The result was not simply a debate over authenticity. It was a drama of disillusionment. Quesnell’s suspicion of the Letter to Theodore developed out of the same intellectual and emotional upheaval as his rebellion against Marquette and the Jesuit world. The men who had formed him had failed him. The institution had failed him. And now Morton Smith, the great critic, seemed to have failed him too. The suspicion of Secret Mark was thus not born from a palaeographical discovery. It was born from a collapse of trust.

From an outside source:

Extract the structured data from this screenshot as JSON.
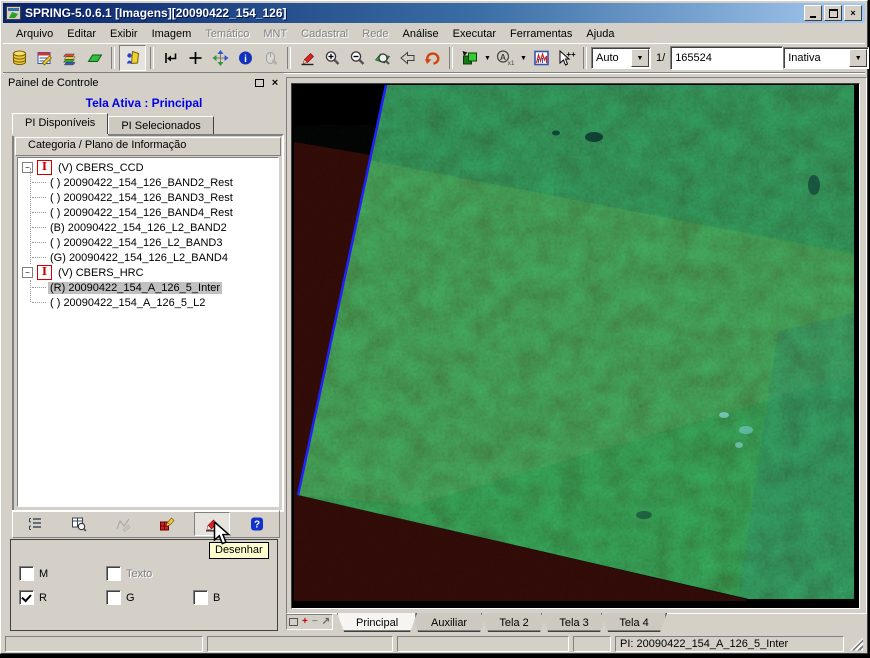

That does not make Quesnell dishonest. It makes him human. His published argument took the form of scholarly method: Where is the manuscript? Why was it not examined? Why must we rely on photographs and Smith’s account? These are legitimate questions. But beneath the method lay a deeper crisis. Quesnell had learned from Smith to expose apologetic constructions. In 1973 and 1974, while his own life was being torn apart by a Catholic institution, he turned that lesson back against Smith himself. The disciple used the master’s weapon against the master. That is why the charge had such force, and why it never quite disappears from the debate. It was not only about Clement, or Mark, or Mar Saba. It was about the unbearable discovery that even one’s liberating idol might belong to the same fallen world as the institutions one has just escaped.
The two men also shared more in common than either seems to have realized. Both were descendants of Canadians, and more specifically of families connected to Quebec. In Quesnell’s case, his grandfather William Henry Quesnell was born in St. Anicet, Quebec, before settling in Wisconsin. Morton Smith’s Canadian grandfather was born in Toronto, Ontario, but established a stained-glass painting business in Montreal before ultimately moving to Philadelphia to found a similar enterprise. Morton Smith’s father, Rupert Henry Smith, was himself born in Montreal. Quesnell’s ancestry reached back to France; Smith’s parents traced their origins to England. Yet both men, in different ways, stood at a distance from the secure identities they had inherited. Smith may even have suspected that he had no biological connection to the parents who raised him, since his mother was forty-three years old when he was born. If Quesnell’s crisis involved the collapse of a religious identity, Smith’s life may also have been shadowed by questions of origin, inheritance, and belonging.
Seen in this light, their conflict becomes more than an argument over a manuscript. It becomes a collision between two men who had each been formed by institutions, inheritances, and loyalties they could no longer fully trust. Smith discovered, or claimed to discover, a hidden gospel in the desert. Quesnell discovered, or believed he had discovered, a hidden flaw in Smith. The debate over authenticity was therefore never merely about whether Clement wrote the Letter to Theodore. It was also about whether the authorities that shaped modern scholarship—church, university, archive, expert, mentor—could still be believed.